Limited amounts of fruit can be part of a healthy low-carb diet plan. However, some fruits are often restricted on low-carb eating plans because they are high in sugar, a form of simple carbohydrate. These include things like pineapple (4.8 carbs) and grapes (7.9 carbs). Other fruits are very high in carbohydrates, such as mangos (35.2 carbs) or dried fruit (63.6 carbs). Follow your plan carefully with respect to these items.
|Fruit||Serving Size||Carbs per Serving||Fruit||Serving Size||Carbs per Serving|
|Strawberries||1/2 cups of halves||6 grams||Limes||1 fruit||7 grams|
|Rhubarb||1 cup diced||6 grams||Plums||1 fruit||8 grams|
|Watermelon||1/2 cup of balls||6 grams||Peaches||1 small||13 grams|
|Cranberries||1/2 cup||6.5 grams||Grapefruit||1/2 fruit||13 grams|
|Cantaloupe||1/2 cup of balls||8 grams||Guava||1 fruit||8 grams|
|Raspberries||1/2 cup||7.5 grams||Sweet Cherries||1/2 cup||11 grams|
|Apricots||1 fruit||4 grams||Avocados||1/2 fruit||6 grams|
|Honeydew||1/2 cup of balls||8 grams||Nectarine||1 small||15 grams|
|Blackberries||1/2 cup||7.5 grams||Apple||1 small||21 grams|
|Blueberries||1/2 cup||10.5 grams||Pear||1 small||23 grams|
|Lemons||1 fruit||12 grams||Papaya||1 small||15 grams|
Nuts and Seeds
Nuts and seeds are great snack foods for low-carb diet plans; however, quantity matters. Limit daily intake to one to two ounces unless indicated otherwise. All nuts should be either raw or dry roasted, and beware of honey-roasted products or those that contain other added sugar.
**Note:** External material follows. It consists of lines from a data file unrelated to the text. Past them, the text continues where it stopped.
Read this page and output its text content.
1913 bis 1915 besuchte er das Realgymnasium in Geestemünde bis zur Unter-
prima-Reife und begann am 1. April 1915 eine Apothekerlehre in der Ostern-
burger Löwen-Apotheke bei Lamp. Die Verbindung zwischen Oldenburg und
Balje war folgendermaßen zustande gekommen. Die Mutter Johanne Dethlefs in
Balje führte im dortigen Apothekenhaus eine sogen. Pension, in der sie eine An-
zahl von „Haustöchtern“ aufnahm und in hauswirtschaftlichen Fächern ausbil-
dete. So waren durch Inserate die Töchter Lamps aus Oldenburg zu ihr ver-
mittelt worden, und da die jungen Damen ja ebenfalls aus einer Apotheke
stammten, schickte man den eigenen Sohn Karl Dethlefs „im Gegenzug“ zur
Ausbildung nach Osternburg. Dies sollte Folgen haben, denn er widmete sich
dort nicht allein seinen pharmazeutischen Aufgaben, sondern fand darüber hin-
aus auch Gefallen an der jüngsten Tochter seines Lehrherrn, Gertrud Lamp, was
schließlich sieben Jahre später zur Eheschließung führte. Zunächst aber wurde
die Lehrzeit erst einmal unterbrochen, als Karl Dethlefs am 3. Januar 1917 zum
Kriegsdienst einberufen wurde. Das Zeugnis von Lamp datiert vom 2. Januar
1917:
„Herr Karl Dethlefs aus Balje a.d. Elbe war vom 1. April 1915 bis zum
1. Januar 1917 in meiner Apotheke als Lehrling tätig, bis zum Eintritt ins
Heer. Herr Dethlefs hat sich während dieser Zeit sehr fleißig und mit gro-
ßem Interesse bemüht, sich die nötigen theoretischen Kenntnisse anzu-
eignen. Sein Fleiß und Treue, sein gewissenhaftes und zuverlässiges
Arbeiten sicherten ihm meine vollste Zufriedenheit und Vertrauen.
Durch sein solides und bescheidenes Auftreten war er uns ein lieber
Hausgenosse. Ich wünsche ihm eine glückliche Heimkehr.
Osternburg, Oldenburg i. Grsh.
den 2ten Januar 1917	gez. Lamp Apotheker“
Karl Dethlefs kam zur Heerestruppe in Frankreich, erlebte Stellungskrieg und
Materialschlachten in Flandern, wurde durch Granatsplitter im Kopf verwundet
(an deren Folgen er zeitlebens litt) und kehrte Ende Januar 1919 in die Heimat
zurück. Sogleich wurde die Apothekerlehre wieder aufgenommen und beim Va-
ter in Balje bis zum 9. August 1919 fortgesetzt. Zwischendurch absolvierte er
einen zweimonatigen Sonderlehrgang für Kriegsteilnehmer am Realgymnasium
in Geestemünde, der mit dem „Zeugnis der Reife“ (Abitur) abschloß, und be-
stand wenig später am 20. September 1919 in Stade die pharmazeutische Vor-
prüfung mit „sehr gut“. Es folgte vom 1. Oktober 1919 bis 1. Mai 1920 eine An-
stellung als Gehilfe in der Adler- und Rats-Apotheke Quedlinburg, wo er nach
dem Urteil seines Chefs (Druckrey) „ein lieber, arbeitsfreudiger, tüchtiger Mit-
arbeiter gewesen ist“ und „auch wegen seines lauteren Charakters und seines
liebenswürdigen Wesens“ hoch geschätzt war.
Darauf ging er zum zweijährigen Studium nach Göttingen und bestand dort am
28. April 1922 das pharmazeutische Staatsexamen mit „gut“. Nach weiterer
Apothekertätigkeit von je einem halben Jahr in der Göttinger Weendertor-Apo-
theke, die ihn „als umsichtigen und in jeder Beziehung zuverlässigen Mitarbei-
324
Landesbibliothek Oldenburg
|Nut/Seed||Serving Size||Carbs per Serving|
|Flaxseed||2 tablespoons||6 grams|
|Chia seeds||1 ounce||12 grams|
|Sunflower seeds||1 ounce||7 grams|
|Cashews||1 ounce||9 grams|
|Macadamia nuts||1 ounce||4 grams|
|Almonds||1 ounce||5 grams|
|Coconut flakes||1 ounce||4 grams|
|Coconut milk (unsweetened)||1/2 cup||3 grams|
|Walnuts||1 ounce||3 grams|
|Pecans||1 ounce||4 grams|
|Pine nuts||1 ounce||4 grams|
|Pistachios||1 ounce||8 grams|
|Almond butter||1 tablespoon||3 grams|
|Peanut butter||1 tablespoon||3.5 grams|
Herbs and Spices
Herbs and spices are generally low-carbohydrate foods. Limit to one or two tablespoons. Below is a partial list of low-carbohydrate herbs and spices:
- Chili powder
Pure fats contain no carbohydrates. Consider one of these options:
- Olive oil
- Walnut oil
- Coconut oil
- Fish oil
Sauces and Condiments
If you use them in limited amounts, a number of jarred sauces can be part of a low-carbohydrate diet. Check for added sugar and avoid those that have sugar in any form. While these are general estimates, be sure to read labels for carb counts for specific brands.
|Salsa||1/4 cup||4 grams|
|Marinara sauce||1/4 cup||9 grams|
|Hot sauce||2 teaspoons||0 grams|
|Broth||2 cups||2 grams|
|Mayonnaise||2 tablespoons||0 grams|
| Ranch dressing |
(or similar creamy dressing)
|2 tablespoons||1-2 grams|
|Vinaigrette||2 tablespoons||4 grams|
|Mustard||2 teaspoons||1 gram|
|Tartar sauce||2 tablespoons||4 grams|
|Vinegar (white, red wine)||2 tablespoons||0 grams|
|Balsamic vinegar||2 tablespoons||3 grams|
|Apple cider vinegar||2 tablespoons||0 grams|
Limited amounts of alcoholic beverages can be part of a low-carbohydrate diet. It is important to note that the body processes alcohol differently than other nutrients, and this can cause blood sugar to be erratic. Beware of mixers, which often contain high levels of sugar and carbohydrates.
Limit alcohol intake to occasional drinks, and limit quantities as suggested below.
- Dry white wine (three ounces) - 3 grams
- Dry red wine (three ounces) - 3 grams
- Low-carbohydrate beer such as Michelob Ultra (one beer) - 2.6 grams
- Hard liquor such as whiskey or vodka (one shot) - 0 grams
It is possible to eat a healthy, low-carbohydrate diet. By choosing a variety of proteins, vegetables and fruits from the list of low-carbohydrate foods above and working closely with your doctor, you may be able to experience better health through low-carbohydrate eating.